Mario Carneiro (Jun 27 2018 at 20:58):
you aren't stdlib
Zesen Qian (Jun 27 2018 at 20:59):
why his parser is more fundenmental than mine?
Simon Hudon (Jun 27 2018 at 20:59):
I think if we could have a qualification to a module like import data.buffer.parser within buffer
as a way of putting all the definitions directly in the parser
module in a new buffer
namespace, that might help manage this situation
Mario Carneiro (Jun 27 2018 at 20:59):
To be fair, I agree that that parser definition should be in the buffer
namespace, but in general corelib will take lots of top level names
Reid Barton (Jun 27 2018 at 20:59):
Unlike in Haskell, though, modules and namespaces are orthogonal in Lean. A module might define names in many namespaces and many modules might define names in the same namespace. So renaming a module doesn't make a lot of sense, in general.
Zesen Qian (Jun 27 2018 at 20:59):
@Simon Hudon that's the "qualified import" I was talking about.
Simon Hudon (Jun 27 2018 at 21:00):
That would be a bit different from Haskell though. In Haskell, qualified
is a form of renaming
Zesen Qian (Jun 27 2018 at 21:01):
@Reid Barton how about this: import A as B. then the top-level def. foo in A becomes B.foo, ns.foo becomes B.ns.foo.
Mario Carneiro (Jun 27 2018 at 21:01):
and then you define a top level def?
Mario Carneiro (Jun 27 2018 at 21:01):
because then what happens to files C importing A?
Zesen Qian (Jun 27 2018 at 21:01):
yes, I'm the king.
Mario Carneiro (Jun 27 2018 at 21:02):
Or worse, a file C that imports A and B?
Zesen Qian (Jun 27 2018 at 21:02):
it might conflict with the current semantics of import in lean.
Mario Carneiro (Jun 27 2018 at 21:03):
it sure does
Zesen Qian (Jun 27 2018 at 21:03):
but since lean always break old stuffs, I see that as a good thing.
Mario Carneiro (Jun 27 2018 at 21:03):
I mean, what's your solution?
Mario Carneiro (Jun 27 2018 at 21:04):
if A has foo, B imports A as A and also defines foo, and C imports A and B, what happens?
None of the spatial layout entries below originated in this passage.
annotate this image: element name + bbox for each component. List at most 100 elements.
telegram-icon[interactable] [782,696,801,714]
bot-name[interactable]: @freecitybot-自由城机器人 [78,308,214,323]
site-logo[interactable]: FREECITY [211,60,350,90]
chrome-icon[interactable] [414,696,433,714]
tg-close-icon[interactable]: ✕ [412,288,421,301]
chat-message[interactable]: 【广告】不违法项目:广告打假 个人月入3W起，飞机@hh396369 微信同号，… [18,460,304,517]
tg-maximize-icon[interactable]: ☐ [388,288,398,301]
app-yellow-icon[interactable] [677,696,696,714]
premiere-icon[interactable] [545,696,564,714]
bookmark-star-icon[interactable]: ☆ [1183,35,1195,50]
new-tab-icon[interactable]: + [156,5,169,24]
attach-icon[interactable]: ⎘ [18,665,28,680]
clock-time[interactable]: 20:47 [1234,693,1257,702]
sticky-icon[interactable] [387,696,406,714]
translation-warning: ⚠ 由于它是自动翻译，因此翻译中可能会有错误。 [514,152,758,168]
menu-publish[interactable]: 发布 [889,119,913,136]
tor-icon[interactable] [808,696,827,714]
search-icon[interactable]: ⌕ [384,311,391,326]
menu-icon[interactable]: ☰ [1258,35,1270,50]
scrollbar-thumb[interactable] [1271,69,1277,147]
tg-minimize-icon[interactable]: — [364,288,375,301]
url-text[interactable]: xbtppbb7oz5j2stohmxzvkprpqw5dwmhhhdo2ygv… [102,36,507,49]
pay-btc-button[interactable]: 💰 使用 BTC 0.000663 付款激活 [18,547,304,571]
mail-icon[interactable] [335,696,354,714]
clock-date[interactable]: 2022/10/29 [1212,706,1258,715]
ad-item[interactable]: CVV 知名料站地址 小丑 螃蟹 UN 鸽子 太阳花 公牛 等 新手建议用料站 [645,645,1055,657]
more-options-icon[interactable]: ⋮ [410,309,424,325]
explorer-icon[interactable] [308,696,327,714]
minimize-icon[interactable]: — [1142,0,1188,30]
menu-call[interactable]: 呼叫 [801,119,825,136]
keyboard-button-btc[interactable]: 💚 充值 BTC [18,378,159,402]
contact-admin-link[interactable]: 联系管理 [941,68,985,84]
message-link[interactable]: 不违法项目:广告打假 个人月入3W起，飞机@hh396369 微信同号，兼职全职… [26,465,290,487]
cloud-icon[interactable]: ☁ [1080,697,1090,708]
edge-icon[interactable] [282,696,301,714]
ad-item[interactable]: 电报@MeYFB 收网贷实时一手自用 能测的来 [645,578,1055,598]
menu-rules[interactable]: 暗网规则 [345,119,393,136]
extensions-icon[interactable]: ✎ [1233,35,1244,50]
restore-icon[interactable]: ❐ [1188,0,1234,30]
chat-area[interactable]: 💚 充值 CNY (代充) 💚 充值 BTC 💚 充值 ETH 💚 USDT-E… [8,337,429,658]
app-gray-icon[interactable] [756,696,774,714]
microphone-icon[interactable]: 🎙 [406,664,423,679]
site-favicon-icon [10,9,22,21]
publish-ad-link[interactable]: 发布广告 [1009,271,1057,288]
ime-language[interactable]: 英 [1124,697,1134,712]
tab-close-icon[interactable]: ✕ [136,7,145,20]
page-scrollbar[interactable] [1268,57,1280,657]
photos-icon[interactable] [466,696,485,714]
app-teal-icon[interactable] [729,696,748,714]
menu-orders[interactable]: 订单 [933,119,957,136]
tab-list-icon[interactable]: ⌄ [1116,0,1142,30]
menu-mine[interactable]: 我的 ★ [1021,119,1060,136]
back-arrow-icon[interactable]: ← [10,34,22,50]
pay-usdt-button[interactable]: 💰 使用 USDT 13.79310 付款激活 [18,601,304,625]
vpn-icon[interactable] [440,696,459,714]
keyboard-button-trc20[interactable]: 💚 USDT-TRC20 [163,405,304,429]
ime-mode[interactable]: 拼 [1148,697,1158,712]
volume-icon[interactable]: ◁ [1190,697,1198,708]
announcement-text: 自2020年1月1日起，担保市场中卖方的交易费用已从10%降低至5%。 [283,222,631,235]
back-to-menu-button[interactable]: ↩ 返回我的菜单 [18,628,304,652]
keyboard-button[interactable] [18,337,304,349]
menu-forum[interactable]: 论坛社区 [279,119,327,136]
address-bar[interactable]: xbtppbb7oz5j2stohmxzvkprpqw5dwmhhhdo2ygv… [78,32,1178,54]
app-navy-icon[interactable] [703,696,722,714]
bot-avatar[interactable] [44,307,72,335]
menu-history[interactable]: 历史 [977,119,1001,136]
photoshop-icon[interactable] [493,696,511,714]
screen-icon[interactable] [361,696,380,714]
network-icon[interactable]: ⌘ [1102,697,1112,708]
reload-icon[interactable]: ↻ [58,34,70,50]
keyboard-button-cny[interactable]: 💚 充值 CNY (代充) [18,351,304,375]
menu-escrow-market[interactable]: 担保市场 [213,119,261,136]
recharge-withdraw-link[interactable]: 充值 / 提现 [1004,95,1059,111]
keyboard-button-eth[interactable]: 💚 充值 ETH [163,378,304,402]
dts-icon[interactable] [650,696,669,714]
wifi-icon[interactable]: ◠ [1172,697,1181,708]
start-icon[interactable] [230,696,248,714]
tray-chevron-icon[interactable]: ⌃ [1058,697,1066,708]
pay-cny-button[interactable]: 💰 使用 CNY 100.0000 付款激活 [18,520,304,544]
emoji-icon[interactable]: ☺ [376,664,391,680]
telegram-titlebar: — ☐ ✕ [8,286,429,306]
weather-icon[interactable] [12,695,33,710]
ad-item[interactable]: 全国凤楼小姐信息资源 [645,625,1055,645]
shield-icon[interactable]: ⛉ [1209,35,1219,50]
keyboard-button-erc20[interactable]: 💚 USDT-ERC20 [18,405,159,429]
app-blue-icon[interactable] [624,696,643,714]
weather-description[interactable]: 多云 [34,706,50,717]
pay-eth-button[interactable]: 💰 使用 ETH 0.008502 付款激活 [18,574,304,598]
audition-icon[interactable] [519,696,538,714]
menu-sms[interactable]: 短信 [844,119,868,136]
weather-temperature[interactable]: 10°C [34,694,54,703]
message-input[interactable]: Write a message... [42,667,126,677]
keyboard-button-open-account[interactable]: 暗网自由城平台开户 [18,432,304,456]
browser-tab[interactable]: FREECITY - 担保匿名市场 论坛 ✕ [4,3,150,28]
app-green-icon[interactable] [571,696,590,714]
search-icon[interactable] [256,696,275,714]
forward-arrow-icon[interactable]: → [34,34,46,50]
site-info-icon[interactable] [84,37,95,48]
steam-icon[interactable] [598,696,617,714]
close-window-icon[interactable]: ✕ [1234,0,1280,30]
Reid Barton (Jun 27 2018 at 21:04):
there's also the type-directed .
notation to worry about
Simon Hudon (Jun 27 2018 at 21:05):
I think like in Haskell, the qualification must only be local
Zesen Qian (Jun 27 2018 at 21:06):
a practical solution would need thorough consideration of all factors, esp. the ability of .olean format.
Zesen Qian (Jun 27 2018 at 21:06):
but I would naively believe there must be a better way.
Reid Barton (Jun 27 2018 at 21:08):
A bigger annoyance IMO is that after you have given up and put your own parser
name inside your own namespace, Lean will still consider _root_.parser
to be a possible overload for parser
(as far as I know?)
Mario Carneiro (Jun 27 2018 at 21:09):
Not inside your namespace
Mario Carneiro (Jun 27 2018 at 21:10):
and if it gives you trouble you can always make parser
a local notation
Mario Carneiro (Jun 27 2018 at 21:10):
that will clobber any overloads
Reid Barton (Jun 27 2018 at 21:10):
hmm I feel like I've had trouble with this before... but can't recall the details. Maybe inside tactic mode?